Sullo sfondo malinconico delle nuvolose campagne d’Irlanda, Michael (Christopher Abbott) conduce un’esistenza solitaria, interamente devota all’infermo padre Ray (Colm Meaney) e al loro allevamento di ovini. Il giovane pastore trascorre buona parte del suo tempo a portare gli animali al pascolo, su e giù per le pareti pendenti e rocciose dei monti che circondano l’area. Un giorno riceve la notizia che due allevatori, Gary (Paul Ready) e suo figlio Jack (Barry Keoghan), hanno trovato nei pressi della loro abitazione, situata più in alto, ma non molto distante rispetto a quella del protagonista, due montoni del gregge di Michael. Essendo gli animali in uno stato di sofferenza, Gary e Jack avrebbero deciso deliberatamente di ucciderli e seppellirli nell’apposita fossa della loro casa. Michael, dubbioso, riconoscerà presto i suoi due stessi montoni, messi in vendita, tra le pecore di Gary. Da lì diverrà sempre più intensa la lotta del protagonista per difendere ciò a cui più tiene al mondo dalle violenze di un nemico identificato ma che, dinnanzi ai suoi occhi, mai si paleserà direttamente.

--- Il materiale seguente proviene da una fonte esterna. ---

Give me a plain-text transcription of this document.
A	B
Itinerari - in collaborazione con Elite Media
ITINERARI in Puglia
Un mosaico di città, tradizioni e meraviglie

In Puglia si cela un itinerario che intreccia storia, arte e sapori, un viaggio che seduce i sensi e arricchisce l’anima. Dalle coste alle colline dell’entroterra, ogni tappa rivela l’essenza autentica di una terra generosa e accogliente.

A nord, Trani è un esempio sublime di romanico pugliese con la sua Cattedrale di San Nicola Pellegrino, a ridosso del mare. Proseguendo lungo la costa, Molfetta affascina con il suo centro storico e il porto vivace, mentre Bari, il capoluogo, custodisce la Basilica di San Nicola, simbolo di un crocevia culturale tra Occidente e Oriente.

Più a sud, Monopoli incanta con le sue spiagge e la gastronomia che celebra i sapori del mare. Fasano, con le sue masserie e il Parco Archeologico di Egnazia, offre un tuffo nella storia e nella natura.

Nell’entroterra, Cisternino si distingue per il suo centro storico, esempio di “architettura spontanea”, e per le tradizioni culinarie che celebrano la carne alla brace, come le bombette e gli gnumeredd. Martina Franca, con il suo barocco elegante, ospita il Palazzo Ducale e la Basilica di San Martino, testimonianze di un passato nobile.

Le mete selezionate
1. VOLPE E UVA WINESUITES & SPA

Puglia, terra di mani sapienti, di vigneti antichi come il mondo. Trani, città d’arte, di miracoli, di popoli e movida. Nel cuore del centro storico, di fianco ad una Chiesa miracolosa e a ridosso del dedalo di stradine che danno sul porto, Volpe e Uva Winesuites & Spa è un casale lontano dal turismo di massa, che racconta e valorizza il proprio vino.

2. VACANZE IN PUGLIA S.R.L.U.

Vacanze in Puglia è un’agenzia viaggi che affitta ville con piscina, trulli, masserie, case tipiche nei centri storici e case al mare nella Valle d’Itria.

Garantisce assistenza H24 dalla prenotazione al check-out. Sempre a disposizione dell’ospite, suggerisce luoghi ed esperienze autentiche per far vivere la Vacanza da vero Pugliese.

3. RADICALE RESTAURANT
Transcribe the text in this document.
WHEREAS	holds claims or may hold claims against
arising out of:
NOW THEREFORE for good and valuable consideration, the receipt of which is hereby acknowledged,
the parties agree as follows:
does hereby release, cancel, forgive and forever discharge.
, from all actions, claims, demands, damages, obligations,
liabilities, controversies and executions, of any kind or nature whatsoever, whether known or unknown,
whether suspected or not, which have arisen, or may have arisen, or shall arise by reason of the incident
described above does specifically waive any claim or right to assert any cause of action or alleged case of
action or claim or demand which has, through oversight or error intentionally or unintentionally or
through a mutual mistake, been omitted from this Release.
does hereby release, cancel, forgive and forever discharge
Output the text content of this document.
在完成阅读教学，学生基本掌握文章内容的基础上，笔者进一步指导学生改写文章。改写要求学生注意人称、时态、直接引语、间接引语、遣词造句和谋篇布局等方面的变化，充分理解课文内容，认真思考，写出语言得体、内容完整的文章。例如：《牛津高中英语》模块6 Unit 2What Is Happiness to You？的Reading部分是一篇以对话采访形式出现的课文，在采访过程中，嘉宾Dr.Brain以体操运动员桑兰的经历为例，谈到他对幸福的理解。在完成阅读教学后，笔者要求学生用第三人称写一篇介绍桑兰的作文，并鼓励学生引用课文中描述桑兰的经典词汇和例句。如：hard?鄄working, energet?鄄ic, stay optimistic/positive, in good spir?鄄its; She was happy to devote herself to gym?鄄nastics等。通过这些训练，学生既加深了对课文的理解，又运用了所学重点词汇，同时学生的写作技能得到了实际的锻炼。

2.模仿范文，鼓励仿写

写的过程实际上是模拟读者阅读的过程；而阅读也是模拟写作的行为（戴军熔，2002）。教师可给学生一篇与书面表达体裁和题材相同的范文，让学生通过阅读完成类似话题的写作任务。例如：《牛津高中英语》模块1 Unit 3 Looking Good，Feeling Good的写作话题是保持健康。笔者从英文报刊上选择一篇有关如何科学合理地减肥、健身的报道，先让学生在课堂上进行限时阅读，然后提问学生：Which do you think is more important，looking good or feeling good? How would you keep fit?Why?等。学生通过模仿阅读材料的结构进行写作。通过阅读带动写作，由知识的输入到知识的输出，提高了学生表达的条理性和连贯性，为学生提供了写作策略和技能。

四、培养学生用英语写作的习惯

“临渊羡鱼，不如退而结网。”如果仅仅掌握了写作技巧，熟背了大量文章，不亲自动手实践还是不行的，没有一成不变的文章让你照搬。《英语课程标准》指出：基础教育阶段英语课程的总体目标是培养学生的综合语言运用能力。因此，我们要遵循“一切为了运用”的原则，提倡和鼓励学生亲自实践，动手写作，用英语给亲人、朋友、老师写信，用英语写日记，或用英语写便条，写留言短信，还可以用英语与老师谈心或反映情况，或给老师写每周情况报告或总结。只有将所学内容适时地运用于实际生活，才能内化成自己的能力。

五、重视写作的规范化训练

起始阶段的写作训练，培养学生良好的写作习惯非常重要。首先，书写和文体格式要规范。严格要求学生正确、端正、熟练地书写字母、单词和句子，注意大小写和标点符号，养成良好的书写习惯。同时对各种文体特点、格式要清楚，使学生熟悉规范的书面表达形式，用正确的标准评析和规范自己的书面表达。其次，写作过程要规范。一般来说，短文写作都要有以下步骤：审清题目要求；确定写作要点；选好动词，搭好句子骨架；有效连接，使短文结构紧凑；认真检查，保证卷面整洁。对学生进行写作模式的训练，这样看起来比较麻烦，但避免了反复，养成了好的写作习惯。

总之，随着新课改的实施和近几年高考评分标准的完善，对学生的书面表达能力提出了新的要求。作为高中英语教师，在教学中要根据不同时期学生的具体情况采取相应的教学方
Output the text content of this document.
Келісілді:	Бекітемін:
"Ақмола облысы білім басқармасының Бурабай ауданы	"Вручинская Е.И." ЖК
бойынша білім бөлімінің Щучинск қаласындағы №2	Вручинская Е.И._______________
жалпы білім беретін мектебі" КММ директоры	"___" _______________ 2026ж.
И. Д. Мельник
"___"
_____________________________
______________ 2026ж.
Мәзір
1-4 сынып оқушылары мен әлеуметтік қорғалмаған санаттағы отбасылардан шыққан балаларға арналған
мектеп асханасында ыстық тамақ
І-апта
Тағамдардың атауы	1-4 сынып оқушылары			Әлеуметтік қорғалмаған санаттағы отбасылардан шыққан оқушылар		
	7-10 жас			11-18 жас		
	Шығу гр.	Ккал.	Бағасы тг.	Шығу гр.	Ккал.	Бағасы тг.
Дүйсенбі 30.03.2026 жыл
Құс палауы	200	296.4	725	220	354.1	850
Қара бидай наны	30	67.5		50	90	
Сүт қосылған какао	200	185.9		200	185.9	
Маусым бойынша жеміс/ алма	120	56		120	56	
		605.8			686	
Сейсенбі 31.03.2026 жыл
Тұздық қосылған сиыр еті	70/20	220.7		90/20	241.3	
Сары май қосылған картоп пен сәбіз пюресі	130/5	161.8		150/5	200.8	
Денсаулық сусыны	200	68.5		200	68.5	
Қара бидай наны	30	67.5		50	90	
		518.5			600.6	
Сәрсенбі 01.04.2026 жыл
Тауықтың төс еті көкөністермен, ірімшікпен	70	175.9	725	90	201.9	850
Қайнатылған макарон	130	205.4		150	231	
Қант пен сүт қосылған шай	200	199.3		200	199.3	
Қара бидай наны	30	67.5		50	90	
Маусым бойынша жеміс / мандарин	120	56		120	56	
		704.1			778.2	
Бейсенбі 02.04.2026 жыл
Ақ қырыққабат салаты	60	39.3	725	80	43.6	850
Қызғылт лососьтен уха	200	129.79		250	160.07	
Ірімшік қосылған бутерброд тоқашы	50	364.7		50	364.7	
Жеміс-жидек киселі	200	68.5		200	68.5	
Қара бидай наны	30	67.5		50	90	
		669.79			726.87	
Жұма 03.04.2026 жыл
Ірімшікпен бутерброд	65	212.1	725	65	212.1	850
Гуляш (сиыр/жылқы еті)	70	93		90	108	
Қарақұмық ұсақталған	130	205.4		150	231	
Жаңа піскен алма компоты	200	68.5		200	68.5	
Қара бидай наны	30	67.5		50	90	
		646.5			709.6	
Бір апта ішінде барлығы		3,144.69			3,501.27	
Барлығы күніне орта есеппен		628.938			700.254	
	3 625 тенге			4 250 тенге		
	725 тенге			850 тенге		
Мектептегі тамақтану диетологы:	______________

Bring Them Down è il lungometraggio d’esordio del regista Christopher Andrews, in concorso nella categoria Progressive Cinema della Diciannovesima Festa del Cinema di Roma. Il film è un thriller carico di violenza esplicita, forte tra i personaggi e, tristemente, inaudita verso gli innocenti animali. La visione pone una sfida anche agli stomaci più duri. Chi, nonostante tutto, continua a sostenerla si domanda se alla fine essa rivelerà una funzione moralizzante sugli angosciati individui che popolano l’arido universo di Andrews, oppure se, per lo meno, il suo esaurirsi condurrà, verso il finale, ad un’alterazione del campo di forze, allo smantellamento del precario equilibrio di partenza per l’instaurarsi un sistema rinnovato, anche se altrettanto instabile.
Purtroppo, Bring Them Down non riuscirà a soddisfare (o forse non si è mai proposto di farlo) le aspettative dello spettatore, che si ritroverà interdetto ed attonito di fronte allo scorrere dei titoli di coda. Michael, a fine film, continuerà a sentirsi incompreso, solo al mondo. Le sue uniche preoccupazioni saranno ancora la cagionevole salute del padre e il gregge, che, questa volta però, decimato da Jack e suo cugino Lee (Aaron Heffernan), sarà da rimettere – si badi, letteralmente – in piedi. Per quanto riguarda Caroline (Nora-Jane Noone) poi, amore giovanile di Michael, la sua decisione di trasferirsi nella città di Cork per lavoro e di separarsi dal marito Gary sarà già stata posta come premessa ad inizio film; la successiva, improvvisa incursione del protagonista nella sua vita familiare, pertanto, non vi avrà giocato alcun ruolo. Qual è, dunque, se è stato effettivamente pensato, il viaggio interiore che Andrews e il co-sceneggiatore Jonathan Hourigan avrebbero voluto far compiere ai loro personaggi e, conseguentemente, al pubblico?
Pur nella sua incertezza narrativa, l’opera di Andrews si presenta come un buon esempio di cinema. L’Irlanda rurale viene ripresa con maestria, in tutta la sua grigia bellezza, dal direttore della fotografia Nick Cooke, mentre la colonna sonora di Hannah Peel enfatizza l’attrattiva tensione che – di questo bisogna dar merito – Andrews e Hourigan sono riusciti a costruire. Altra nota di merito, esaminando il divisivo oggetto che è Bring Them Down, va rivolta alla performance di Abbott, per la quale i connotati dell’interprete si dissolvono in quelli del suo personaggio, di cui vediamo dispiegarsi vive sullo schermo la frustrazione e l’alienazione che lo tengono ostaggio.
Andrews, che con la sua prima prova al lungometraggio è riuscito, senza dubbio, a dimostrare la padronanza della macchina cinematografica, dovrebbe ora meglio definire la direzione della propria autorialità. Bring Them Down ne rimane solo un assaggio.